For RNA, structural polymorphism is a key observation, and as a result, computational methods must be able to represent competing folded and partially folded structures to capture the dynamical heterogeneity of RNA structure. While more established methods based on molecular dynamics simulations have difficulties in fully exploring the competition between alternative states, the exploration of the energy landscape that we propose is able to address this question extensively. The main approximation of our approach is in the use of implicit solvent, especially critical for a system so sensitive to the environment and to the presence of ions such as RNA. However, in this framework, we are able to systematically consider systems of significant size, much larger and complex in architecture than what previously done in fully solvated systems. We observe large differences in the energy landscapes, that are both qualitative, with the presence of different metastable states, and quantitative, with a wide range of energy barriers to be crossed between similar states, and that can hardly be attributed to the lack of solvent only. We therefore believe that our work, despite approximations that any method intrinsically carries along, constitutes an informative complement to the detailed analysis performed on smaller systems. Well aware of the importance of solvent and ions for RNA systems, we actively work at extending our energy landscape framework to account for solvent, possibly combining our current exploration of the landscape with explicit solvent molecular dynamics simulations.

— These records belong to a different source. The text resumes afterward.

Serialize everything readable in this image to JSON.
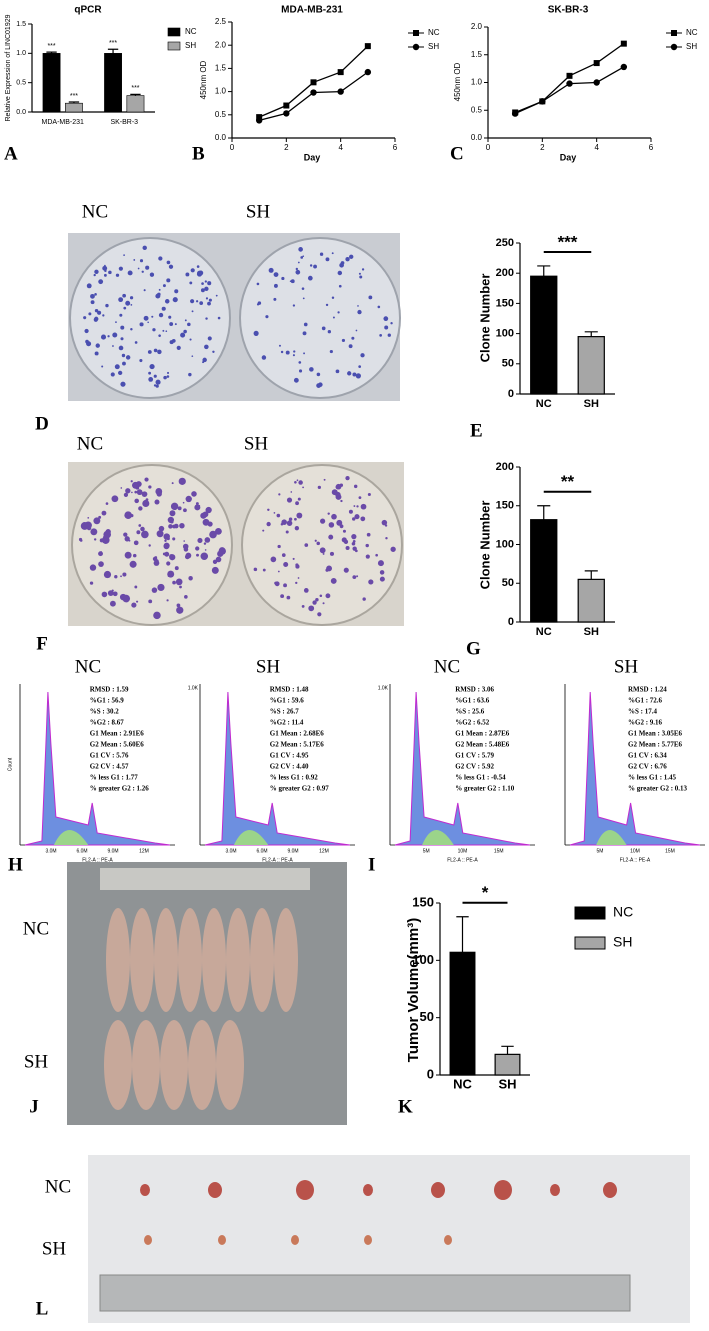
{
  "chart_data": [
    {
      "type": "bar",
      "panel": "A",
      "title": "qPCR",
      "y_label": "Relative Expression of LINC01929",
      "categories": [
        "MDA-MB-231",
        "SK-BR-3"
      ],
      "series": [
        {
          "name": "NC",
          "color": "#000000",
          "values": [
            1.0,
            1.0
          ],
          "errors": [
            0.02,
            0.07
          ],
          "annotations": [
            "***",
            "***"
          ]
        },
        {
          "name": "SH",
          "color": "#a6a6a6",
          "values": [
            0.15,
            0.28
          ],
          "errors": [
            0.02,
            0.02
          ],
          "annotations": [
            "***",
            "***"
          ]
        }
      ],
      "ylim": [
        0,
        1.5
      ],
      "yticks": [
        {
          "value": 0,
          "label": "0.0"
        },
        0.5,
        {
          "value": 1,
          "label": "1.0"
        },
        1.5
      ]
    },
    {
      "type": "line",
      "panel": "B",
      "title": "MDA-MB-231",
      "x_label": "Day",
      "y_label": "450nm OD",
      "x": [
        1,
        2,
        3,
        4,
        5
      ],
      "series": [
        {
          "name": "NC",
          "color": "#000000",
          "marker": "square",
          "values": [
            0.45,
            0.7,
            1.2,
            1.42,
            1.98
          ]
        },
        {
          "name": "SH",
          "color": "#000000",
          "marker": "circle",
          "values": [
            0.38,
            0.53,
            0.98,
            1.0,
            1.42
          ]
        }
      ],
      "xlim": [
        0,
        6
      ],
      "xticks": [
        0,
        2,
        4,
        6
      ],
      "ylim": [
        0,
        2.5
      ],
      "yticks": [
        {
          "value": 0,
          "label": "0.0"
        },
        0.5,
        {
          "value": 1,
          "label": "1.0"
        },
        1.5,
        {
          "value": 2,
          "label": "2.0"
        },
        2.5
      ]
    },
    {
      "type": "line",
      "panel": "C",
      "title": "SK-BR-3",
      "x_label": "Day",
      "y_label": "450nm OD",
      "x": [
        1,
        2,
        3,
        4,
        5
      ],
      "series": [
        {
          "name": "NC",
          "color": "#000000",
          "marker": "square",
          "values": [
            0.46,
            0.66,
            1.12,
            1.35,
            1.7
          ]
        },
        {
          "name": "SH",
          "color": "#000000",
          "marker": "circle",
          "values": [
            0.44,
            0.66,
            0.98,
            1.0,
            1.28
          ]
        }
      ],
      "xlim": [
        0,
        6
      ],
      "xticks": [
        0,
        2,
        4,
        6
      ],
      "ylim": [
        0,
        2
      ],
      "yticks": [
        {
          "value": 0,
          "label": "0.0"
        },
        0.5,
        {
          "value": 1,
          "label": "1.0"
        },
        1.5,
        {
          "value": 2,
          "label": "2.0"
        }
      ]
    },
    {
      "type": "bar",
      "panel": "E",
      "y_label": "Clone Number",
      "categories": [
        "NC",
        "SH"
      ],
      "values": [
        195,
        95
      ],
      "errors": [
        17,
        8
      ],
      "colors": [
        "#000000",
        "#a6a6a6"
      ],
      "significance": "***",
      "ylim": [
        0,
        250
      ],
      "yticks": [
        0,
        50,
        100,
        150,
        200,
        250
      ]
    },
    {
      "type": "bar",
      "panel": "G",
      "y_label": "Clone Number",
      "categories": [
        "NC",
        "SH"
      ],
      "values": [
        132,
        55
      ],
      "errors": [
        18,
        11
      ],
      "colors": [
        "#000000",
        "#a6a6a6"
      ],
      "significance": "**",
      "ylim": [
        0,
        200
      ],
      "yticks": [
        0,
        50,
        100,
        150,
        200
      ]
    },
    {
      "type": "bar",
      "panel": "K",
      "y_label": "Tumor Volume(mm³)",
      "categories": [
        "NC",
        "SH"
      ],
      "values": [
        107,
        18
      ],
      "errors": [
        31,
        7
      ],
      "colors": [
        "#000000",
        "#a6a6a6"
      ],
      "significance": "*",
      "legend": true,
      "ylim": [
        0,
        150
      ],
      "yticks": [
        0,
        50,
        100,
        150
      ]
    }
  ],
  "photo_panels": {
    "D": {
      "letter": "D",
      "labels": [
        "NC",
        "SH"
      ]
    },
    "F": {
      "letter": "F",
      "labels": [
        "NC",
        "SH"
      ]
    },
    "J": {
      "letter": "J",
      "labels": [
        "NC",
        "SH"
      ]
    },
    "L": {
      "letter": "L",
      "labels": [
        "NC",
        "SH"
      ]
    }
  },
  "flow_panels": {
    "letters": [
      "H",
      "I"
    ],
    "plots": [
      {
        "group": "NC",
        "y_label": "Count",
        "x_label": "FL2-A :: PE-A",
        "x_ticks": [
          "3.0M",
          "6.0M",
          "9.0M",
          "12M"
        ],
        "stats": [
          "RMSD : 1.59",
          "%G1 : 56.9",
          "%S : 30.2",
          "%G2 : 8.67",
          "G1 Mean : 2.91E6",
          "G2 Mean : 5.60E6",
          "G1 CV : 5.76",
          "G2 CV : 4.57",
          "% less G1 : 1.77",
          "% greater G2 : 1.26"
        ]
      },
      {
        "group": "SH",
        "y_tick": "1.0K",
        "x_label": "FL2-A :: PE-A",
        "x_ticks": [
          "3.0M",
          "6.0M",
          "9.0M",
          "12M"
        ],
        "stats": [
          "RMSD : 1.48",
          "%G1 : 59.6",
          "%S : 26.7",
          "%G2 : 11.4",
          "G1 Mean : 2.68E6",
          "G2 Mean : 5.17E6",
          "G1 CV : 4.95",
          "G2 CV : 4.40",
          "% less G1 : 0.92",
          "% greater G2 : 0.97"
        ]
      },
      {
        "group": "NC",
        "y_tick": "1.0K",
        "x_label": "FL2-A :: PE-A",
        "x_ticks": [
          "5M",
          "10M",
          "15M"
        ],
        "stats": [
          "RMSD : 3.06",
          "%G1 : 63.6",
          "%S : 25.6",
          "%G2 : 6.52",
          "G1 Mean : 2.87E6",
          "G2 Mean : 5.48E6",
          "G1 CV : 5.79",
          "G2 CV : 5.92",
          "% less G1 : -0.54",
          "% greater G2 : 1.10"
        ]
      },
      {
        "group": "SH",
        "x_label": "FL2-A :: PE-A",
        "x_ticks": [
          "5M",
          "10M",
          "15M"
        ],
        "stats": [
          "RMSD : 1.24",
          "%G1 : 72.6",
          "%S : 17.4",
          "%G2 : 9.16",
          "G1 Mean : 3.05E6",
          "G2 Mean : 5.77E6",
          "G1 CV : 6.34",
          "G2 CV : 6.76",
          "% less G1 : 1.45",
          "% greater G2 : 0.13"
        ]
      }
    ]
  }
}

While this is an intense conceptual and computational effort, we hope to be able to repeat the comparison of the energy landscapes in explicit solvent in a not too far. While the performance benchmark on large conformational transitions is not yet achieved, the ability of several force fields to capture qualitatively correct ordering of reasonable structures is promising. In our opinion, this result shows that qualitative work on RNA structural transitions is feasible with the current generation of force fields and a broad range of complementary sampling techniques.